Kurt Johnson first busted through the seven second barrier and into the sixes on March 10th, 1994 in Georgia when he posted a 6.988 elapsed time in the quarter mile. Since then, Jim Yates has lowered that to a 6.947 in Reading, Pennsylvania, 1996. Yates won the Pro Stock Championship last season.
So if ETs in the six-second range for a gasoline burner is quite a big deal, then the next milestone to be broken -- and likely this season, and perhaps as early as the first weekend in February at the NHRA season opener in Pomona -- will be the mile-per-hour mark. At this writing (and there will be a pre-season race at Houston, weather permitting) the top speed record matched to the Pro Stock record stands at 199.15. That was set by Warren Johnson in 1995, the longest standing Pro Stock record ever.
Because of the way their engines process air, Pro Stock drivers need certain circumstances to get the best from their cars. Because they don't have blowers to help push the air into the intake, they need a certain kind of atmosphere. They need dense cool air.

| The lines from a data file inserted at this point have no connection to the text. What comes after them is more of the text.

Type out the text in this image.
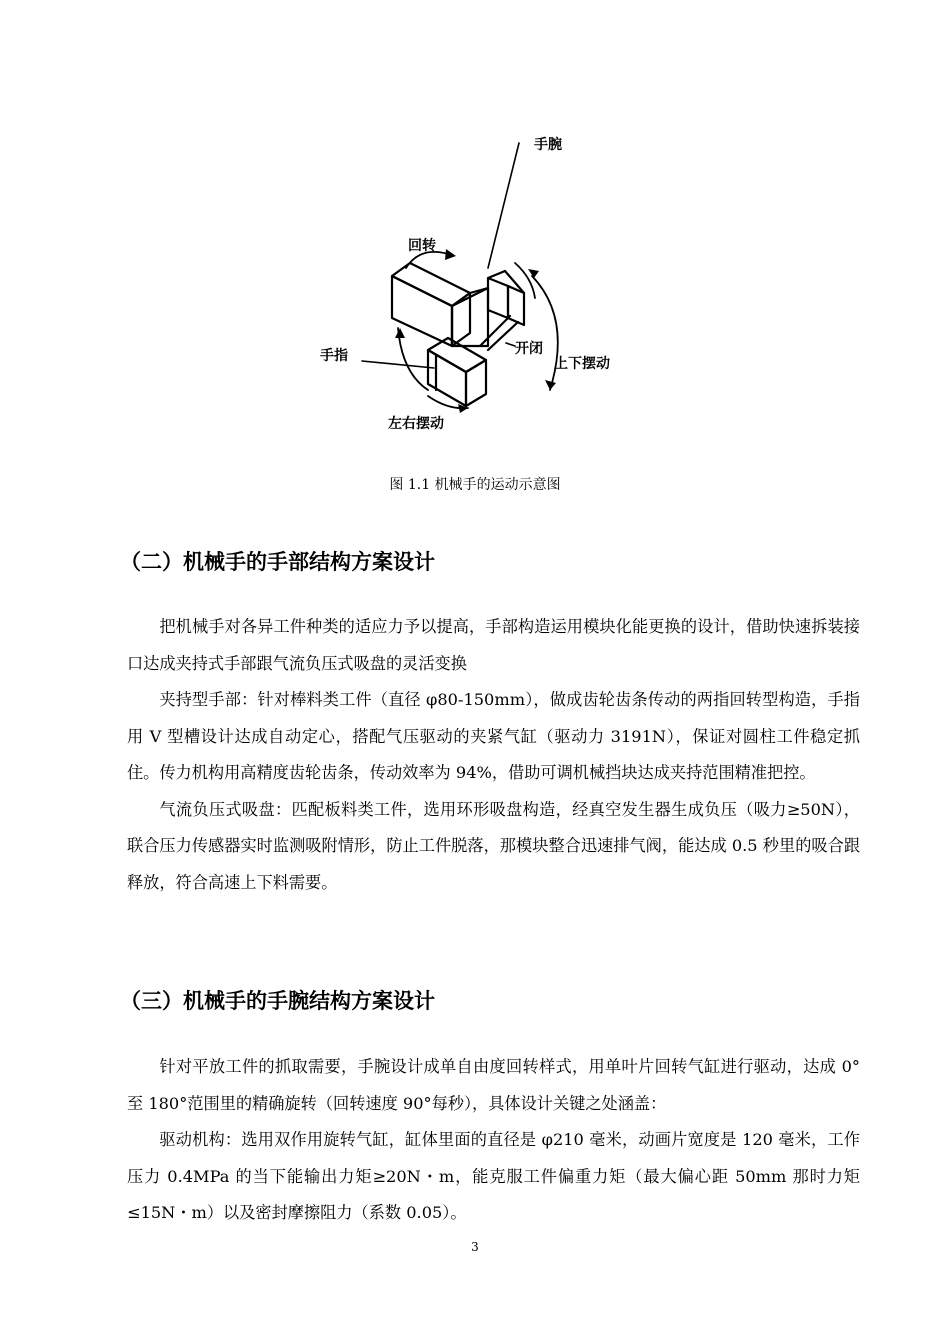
手腕
回转
手指	开闭
上下摆动
左右摆动
图 1.1 机械手的运动示意图
（二）机械手的手部结构方案设计

把机械手对各异工件种类的适应力予以提高，手部构造运用模块化能更换的设计，借助快速拆装接口达成夹持式手部跟气流负压式吸盘的灵活变换

夹持型手部：针对棒料类工件（直径 φ80-150mm），做成齿轮齿条传动的两指回转型构造，手指用 V 型槽设计达成自动定心，搭配气压驱动的夹紧气缸（驱动力 3191N），保证对圆柱工件稳定抓住。传力机构用高精度齿轮齿条，传动效率为 94%，借助可调机械挡块达成夹持范围精准把控。

气流负压式吸盘：匹配板料类工件，选用环形吸盘构造，经真空发生器生成负压（吸力≥50N），联合压力传感器实时监测吸附情形，防止工件脱落，那模块整合迅速排气阀，能达成 0.5 秒里的吸合跟释放，符合高速上下料需要。

（三）机械手的手腕结构方案设计

针对平放工件的抓取需要，手腕设计成单自由度回转样式，用单叶片回转气缸进行驱动，达成 0°至 180°范围里的精确旋转（回转速度 90°每秒），具体设计关键之处涵盖：

驱动机构：选用双作用旋转气缸，缸体里面的直径是 φ210 毫米，动画片宽度是 120 毫米，工作压力 0.4MPa 的当下能输出力矩≥20N・m，能克服工件偏重力矩（最大偏心距 50mm 那时力矩≤15N・m）以及密封摩擦阻力（系数 0.05）。

3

Looking at NHRA record books is like looking at a boring calendar. Over the past ten seasons or so, the records have almost exclusively been at tracks that are at or near sea level -- like the two Texas tracks, and Pomona, California -- and in months of temperate climate -- like February, March and October.
Pro Stock drivers are set to head into Pomona in a short while, with all the right circumstances and at that magical time where all things are possible.
McClelland thought having a sub-seven-second Pro Stock run was the milestone event of his career as a broadcaster. Busting through the 200 mile-per-hour mark will be at least -- if not more -- significant.